LA DIFFICULTÉ DE COMPRENDRE L’HISTOIRE

Publié le par Ny Marina

Le lundi 24 août 2009

 

LA DIFFICULTÉ DE COMPRENDRE L’HISTOIRE

 

Le syndrome de Ranavalona ire, ce texte que j’ai commis a provoqué des commentaires, certains positifs, d’autres critiques ou totalement négatifs, et tant sur Fijery que directement. Il convient donc que j’y revienne rapidement, sans toutefois vouloir faire une leçon d’historiographie. Sensible à la compréhension de quelques-uns de ses lecteurs, car tout auteur ne saurait que l’être, je ne m’attarderai pas sur leurs appréciations : « un grand merci au sieur Andriantsolo… », « très bel article » ou article « salutaire », etc., mais sur les difficultés de comprendre le passé. A quoi cela tient-il ?

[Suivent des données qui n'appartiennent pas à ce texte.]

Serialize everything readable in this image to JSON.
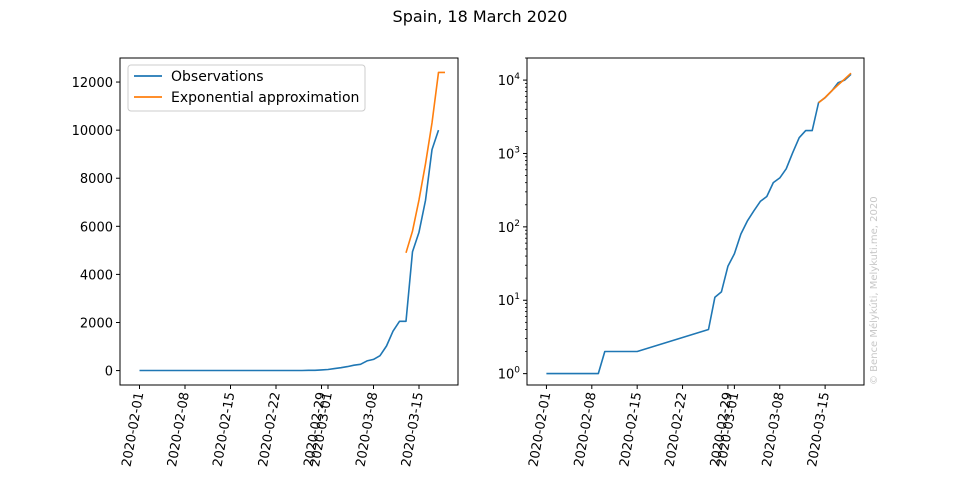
{
  "figure": {
    "title": "Spain, 18 March 2020",
    "copyright": "© Bence Mélykúti, Melykuti.me, 2020"
  },
  "colors": {
    "observations": "#1f77b4",
    "approximation": "#ff7f0e"
  },
  "chart_data": [
    {
      "type": "line",
      "yscale": "linear",
      "ylim": [
        -600,
        13000
      ],
      "yticks": [
        0,
        2000,
        4000,
        6000,
        8000,
        10000,
        12000
      ],
      "ytick_labels": [
        "0",
        "2000",
        "4000",
        "6000",
        "8000",
        "10000",
        "12000"
      ],
      "xlim": [
        "2020-01-29",
        "2020-03-21"
      ],
      "xticks": [
        "2020-02-01",
        "2020-02-08",
        "2020-02-15",
        "2020-02-22",
        "2020-02-29",
        "2020-03-01",
        "2020-03-08",
        "2020-03-15"
      ],
      "xtick_labels": [
        "2020-02-01",
        "2020-02-08",
        "2020-02-15",
        "2020-02-22",
        "2020-02-29",
        "2020-03-01",
        "2020-03-08",
        "2020-03-15"
      ],
      "legend": {
        "location": "upper-left",
        "entries": [
          "Observations",
          "Exponential approximation"
        ]
      },
      "grid": false,
      "series": [
        {
          "name": "Observations",
          "x": [
            "2020-02-01",
            "2020-02-09",
            "2020-02-14",
            "2020-02-26",
            "2020-02-27",
            "2020-02-28",
            "2020-02-29",
            "2020-03-01",
            "2020-03-02",
            "2020-03-03",
            "2020-03-04",
            "2020-03-05",
            "2020-03-06",
            "2020-03-07",
            "2020-03-08",
            "2020-03-09",
            "2020-03-10",
            "2020-03-11",
            "2020-03-12",
            "2020-03-13",
            "2020-03-14",
            "2020-03-15",
            "2020-03-16",
            "2020-03-17",
            "2020-03-18"
          ],
          "y": [
            1,
            2,
            2,
            4,
            11,
            13,
            29,
            43,
            80,
            120,
            165,
            222,
            259,
            401,
            465,
            618,
            1024,
            1639,
            2049,
            2050,
            4946,
            5753,
            7076,
            9191,
            10000
          ]
        },
        {
          "name": "Exponential approximation",
          "x": [
            "2020-03-13",
            "2020-03-14",
            "2020-03-15",
            "2020-03-16",
            "2020-03-17",
            "2020-03-18",
            "2020-03-19"
          ],
          "y": [
            4900,
            5800,
            7100,
            8600,
            10300,
            12400,
            12400
          ]
        }
      ]
    },
    {
      "type": "line",
      "yscale": "log",
      "ylim": [
        0.7,
        20000
      ],
      "yticks": [
        1,
        10,
        100,
        1000,
        10000
      ],
      "ytick_exponents": [
        "0",
        "1",
        "2",
        "3",
        "4"
      ],
      "xlim": [
        "2020-01-29",
        "2020-03-21"
      ],
      "xticks": [
        "2020-02-01",
        "2020-02-08",
        "2020-02-15",
        "2020-02-22",
        "2020-02-29",
        "2020-03-01",
        "2020-03-08",
        "2020-03-15"
      ],
      "xtick_labels": [
        "2020-02-01",
        "2020-02-08",
        "2020-02-15",
        "2020-02-22",
        "2020-02-29",
        "2020-03-01",
        "2020-03-08",
        "2020-03-15"
      ],
      "grid": false,
      "series": [
        {
          "name": "Observations",
          "x": [
            "2020-02-01",
            "2020-02-09",
            "2020-02-10",
            "2020-02-15",
            "2020-02-26",
            "2020-02-27",
            "2020-02-28",
            "2020-02-29",
            "2020-03-01",
            "2020-03-02",
            "2020-03-03",
            "2020-03-04",
            "2020-03-05",
            "2020-03-06",
            "2020-03-07",
            "2020-03-08",
            "2020-03-09",
            "2020-03-10",
            "2020-03-11",
            "2020-03-12",
            "2020-03-13",
            "2020-03-14",
            "2020-03-15",
            "2020-03-16",
            "2020-03-17",
            "2020-03-18",
            "2020-03-19"
          ],
          "y": [
            1,
            1,
            2,
            2,
            4,
            11,
            13,
            29,
            43,
            80,
            120,
            165,
            222,
            259,
            401,
            465,
            618,
            1024,
            1639,
            2049,
            2050,
            4946,
            5753,
            7076,
            9191,
            10000,
            12000
          ]
        },
        {
          "name": "Exponential approximation",
          "x": [
            "2020-03-14",
            "2020-03-15",
            "2020-03-16",
            "2020-03-17",
            "2020-03-18",
            "2020-03-19"
          ],
          "y": [
            4900,
            5800,
            7100,
            8600,
            10300,
            12400
          ]
        }
      ]
    }
  ]
}
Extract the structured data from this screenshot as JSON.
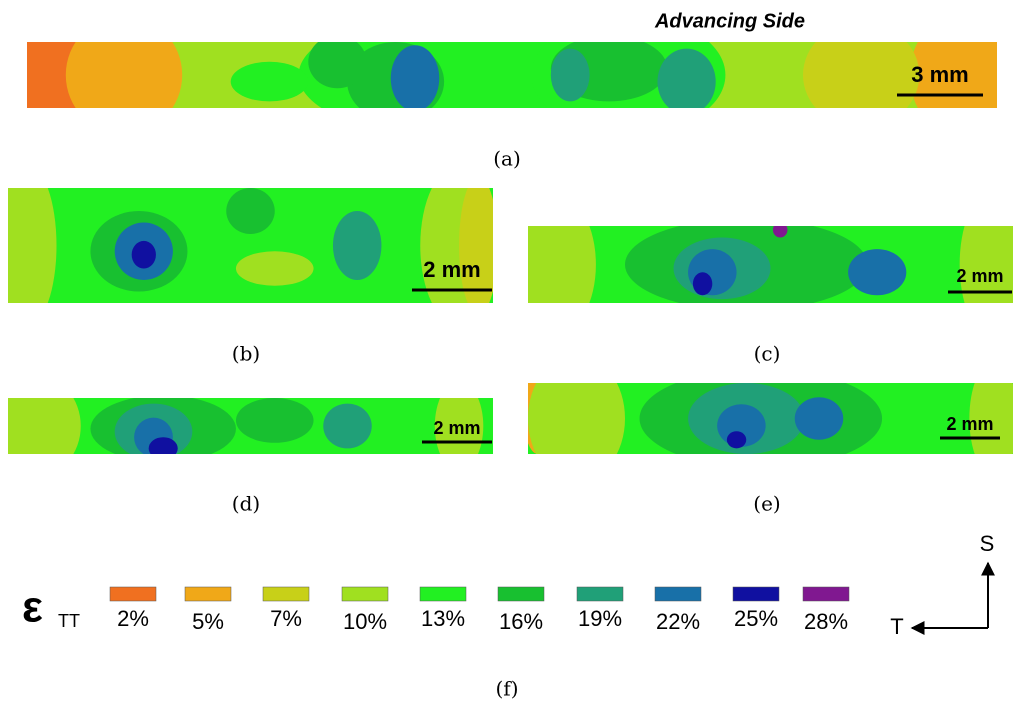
{
  "title": "Advancing Side",
  "panels": [
    {
      "caption": "(a)",
      "scale_bar": "3 mm"
    },
    {
      "caption": "(b)",
      "scale_bar": "2 mm"
    },
    {
      "caption": "(c)",
      "scale_bar": "2 mm"
    },
    {
      "caption": "(d)",
      "scale_bar": "2 mm"
    },
    {
      "caption": "(e)",
      "scale_bar": "2 mm"
    }
  ],
  "legend": {
    "symbol": "ε",
    "subscript": "TT",
    "caption": "(f)",
    "items": [
      {
        "label": "2%",
        "color": "#f07020"
      },
      {
        "label": "5%",
        "color": "#f0a818"
      },
      {
        "label": "7%",
        "color": "#c8d018"
      },
      {
        "label": "10%",
        "color": "#a0e020"
      },
      {
        "label": "13%",
        "color": "#22f022"
      },
      {
        "label": "16%",
        "color": "#18c030"
      },
      {
        "label": "19%",
        "color": "#20a078"
      },
      {
        "label": "22%",
        "color": "#1870a8"
      },
      {
        "label": "25%",
        "color": "#1010a0"
      },
      {
        "label": "28%",
        "color": "#801890"
      }
    ]
  },
  "axes": {
    "vertical": "S",
    "horizontal": "T"
  }
}
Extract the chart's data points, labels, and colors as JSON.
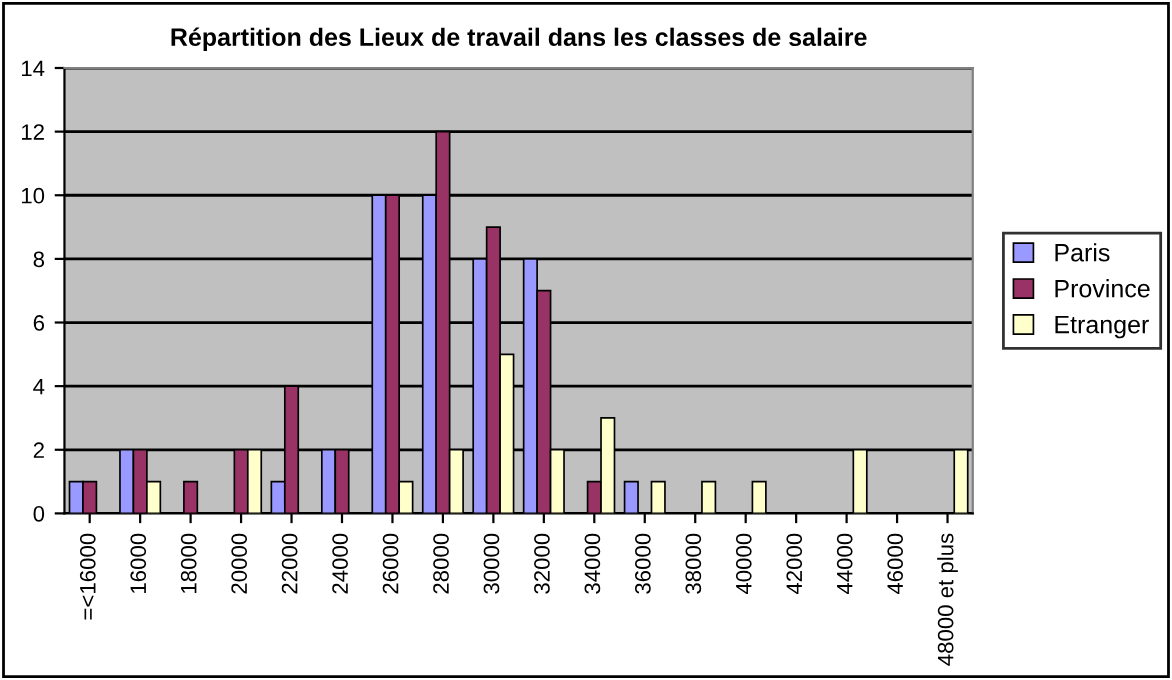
{
  "chart_data": {
    "type": "bar",
    "title": "Répartition des Lieux de travail dans les classes de salaire",
    "categories": [
      "=<16000",
      "16000",
      "18000",
      "20000",
      "22000",
      "24000",
      "26000",
      "28000",
      "30000",
      "32000",
      "34000",
      "36000",
      "38000",
      "40000",
      "42000",
      "44000",
      "46000",
      "48000 et plus"
    ],
    "series": [
      {
        "name": "Paris",
        "color": "#9999ff",
        "values": [
          1,
          2,
          null,
          null,
          1,
          2,
          10,
          10,
          8,
          8,
          null,
          1,
          null,
          null,
          null,
          null,
          null,
          null
        ]
      },
      {
        "name": "Province",
        "color": "#993366",
        "values": [
          1,
          2,
          1,
          2,
          4,
          2,
          10,
          12,
          9,
          7,
          1,
          null,
          null,
          null,
          null,
          null,
          null,
          null
        ]
      },
      {
        "name": "Etranger",
        "color": "#ffffcc",
        "values": [
          null,
          1,
          null,
          2,
          null,
          null,
          1,
          2,
          5,
          2,
          3,
          1,
          1,
          1,
          null,
          2,
          null,
          2
        ]
      }
    ],
    "ylim": [
      0,
      14
    ],
    "yticks": [
      0,
      2,
      4,
      6,
      8,
      10,
      12,
      14
    ],
    "grid": "y",
    "legend": "right"
  }
}
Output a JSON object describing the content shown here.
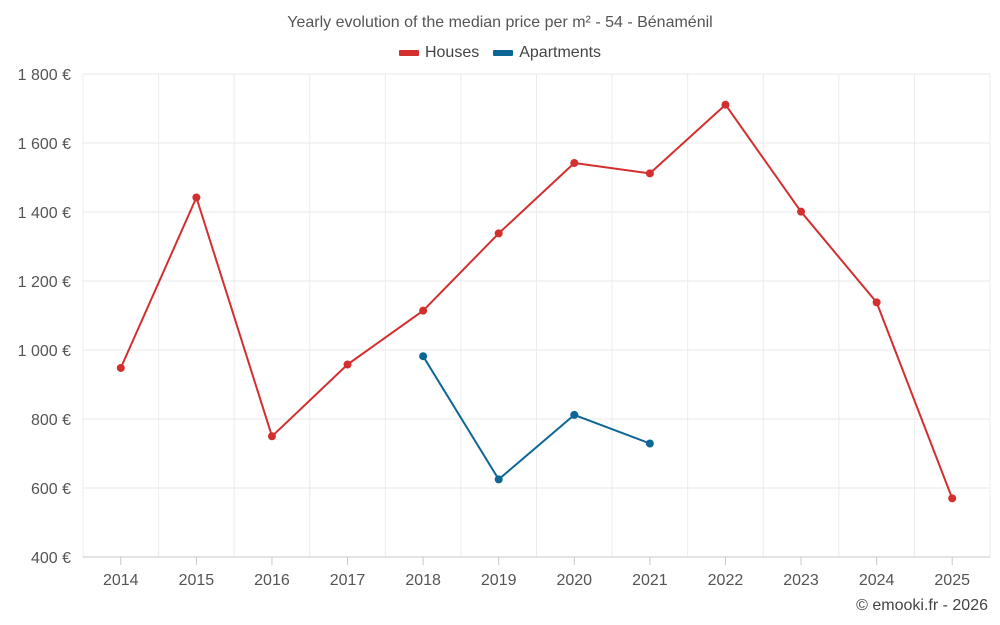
{
  "chart_data": {
    "type": "line",
    "title": "Yearly evolution of the median price per m² - 54 - Bénaménil",
    "categories": [
      "2014",
      "2015",
      "2016",
      "2017",
      "2018",
      "2019",
      "2020",
      "2021",
      "2022",
      "2023",
      "2024",
      "2025"
    ],
    "ylim": [
      400,
      1800
    ],
    "yticks": [
      400,
      600,
      800,
      1000,
      1200,
      1400,
      1600,
      1800
    ],
    "ytick_labels": [
      "400 €",
      "600 €",
      "800 €",
      "1 000 €",
      "1 200 €",
      "1 400 €",
      "1 600 €",
      "1 800 €"
    ],
    "grid": true,
    "legend": "top-center",
    "series": [
      {
        "name": "Houses",
        "color": "#d32f2f",
        "values": [
          948,
          1442,
          750,
          958,
          1114,
          1338,
          1542,
          1512,
          1711,
          1401,
          1138,
          570
        ]
      },
      {
        "name": "Apartments",
        "color": "#0d6696",
        "values": [
          null,
          null,
          null,
          null,
          982,
          625,
          812,
          729,
          null,
          null,
          null,
          null
        ]
      }
    ]
  },
  "credit": "© emooki.fr - 2026"
}
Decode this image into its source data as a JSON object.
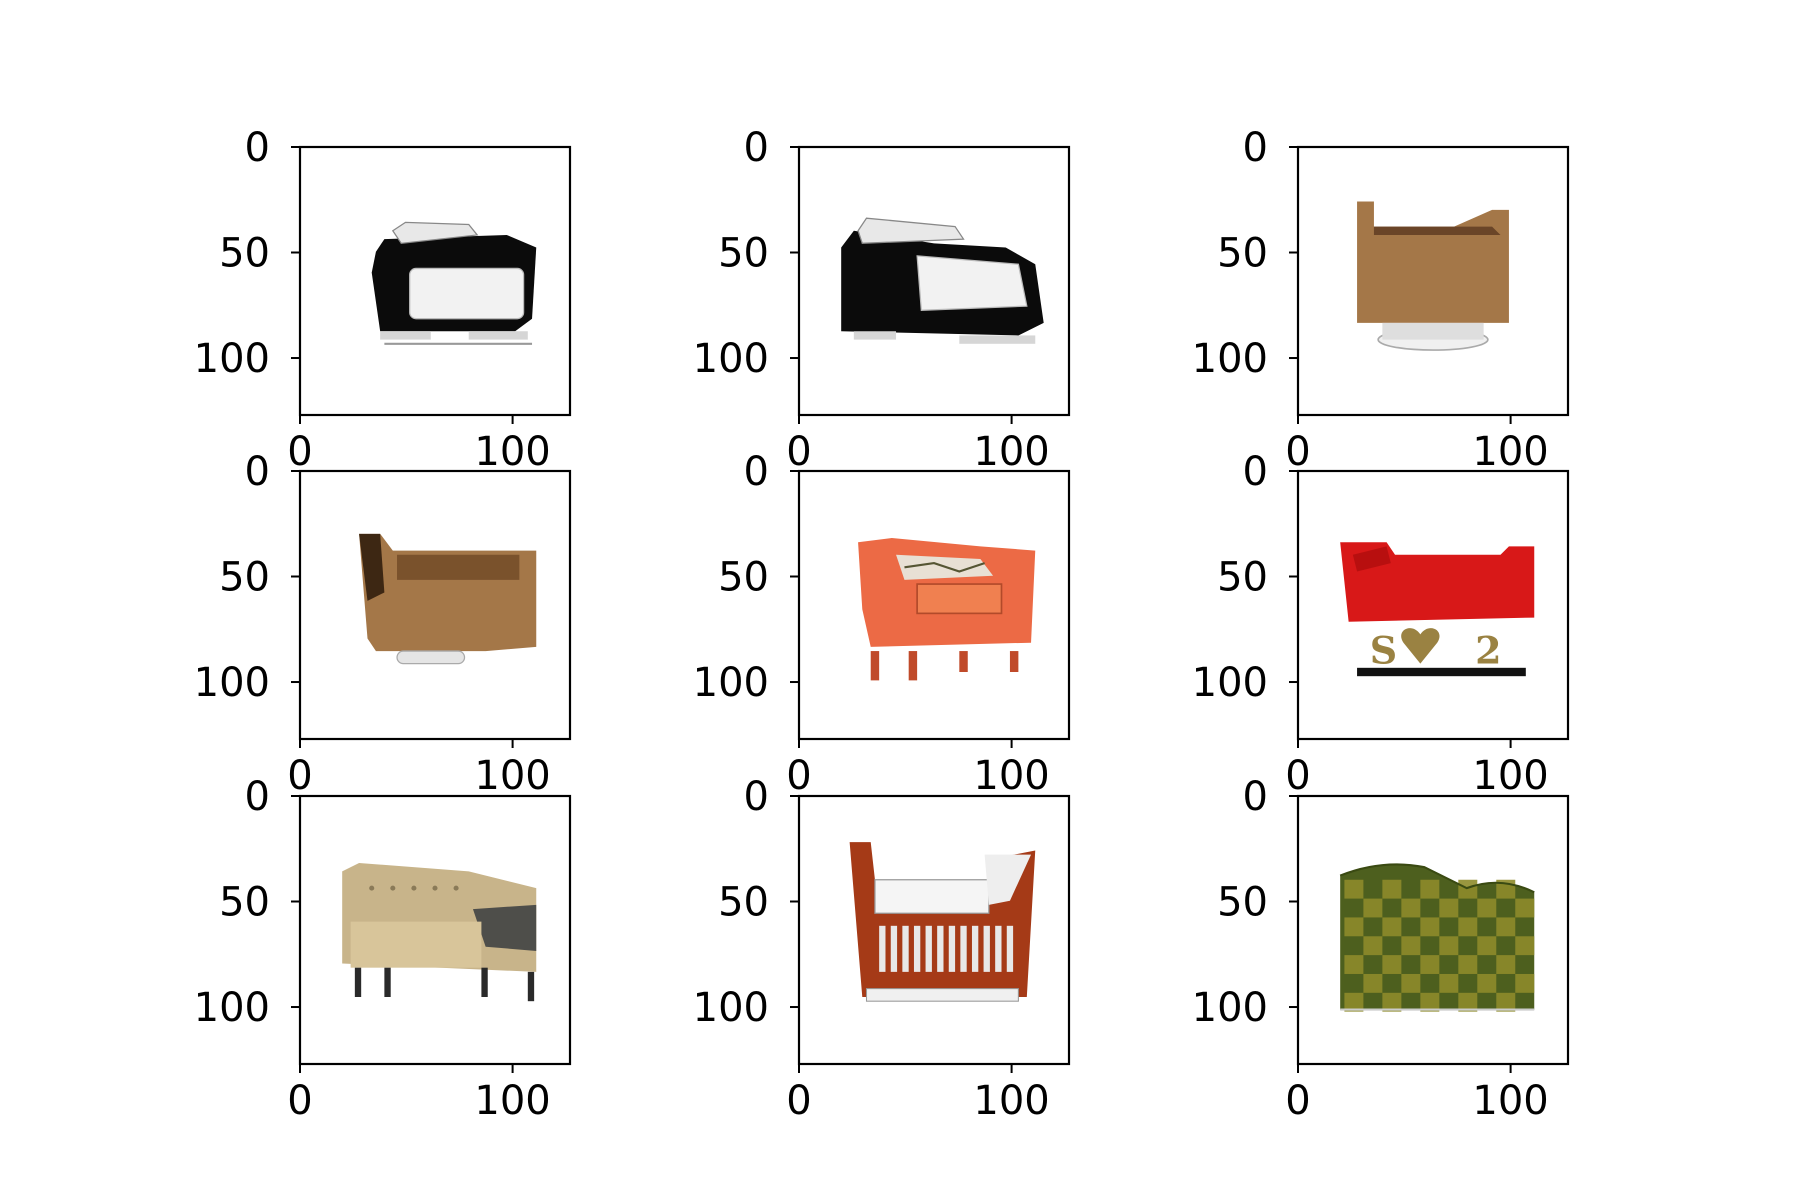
{
  "chart_data": {
    "type": "image-grid",
    "rows": 3,
    "cols": 3,
    "xlim": [
      0,
      127
    ],
    "ylim": [
      127,
      0
    ],
    "xticks": [
      0,
      100
    ],
    "yticks": [
      0,
      50,
      100
    ],
    "panels": [
      {
        "image": "black-armchair-white-cushion"
      },
      {
        "image": "black-armchair-white-cushion-rotated"
      },
      {
        "image": "brown-armchair-back-view"
      },
      {
        "image": "brown-armchair-side-view"
      },
      {
        "image": "orange-armchair"
      },
      {
        "image": "red-loveseat-on-letter-base"
      },
      {
        "image": "beige-tufted-sofa"
      },
      {
        "image": "red-wood-slatted-armchair"
      },
      {
        "image": "green-checkered-armchair"
      }
    ]
  },
  "colors": {
    "black": "#0b0b0b",
    "white": "#f2f2f2",
    "brown": "#a47748",
    "orange": "#ec6a45",
    "red": "#d81818",
    "beige": "#c8b48a",
    "wood": "#a53a17",
    "green_dark": "#4d5f1e",
    "green_light": "#8e8b2a"
  }
}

Cela tient d’abord au fait que, traditionnellement, l’histoire est un bien lova, un bien qui appartient à l’histoire familiale que l’on préserve éventuellement et que l’on ne veut pas perturber par l’histoire des autres familles. Que chacun s’occupe du sien, et, se dit-on, je ne vais pas perdre mon temps à m’intéresser à l’histoire des autres.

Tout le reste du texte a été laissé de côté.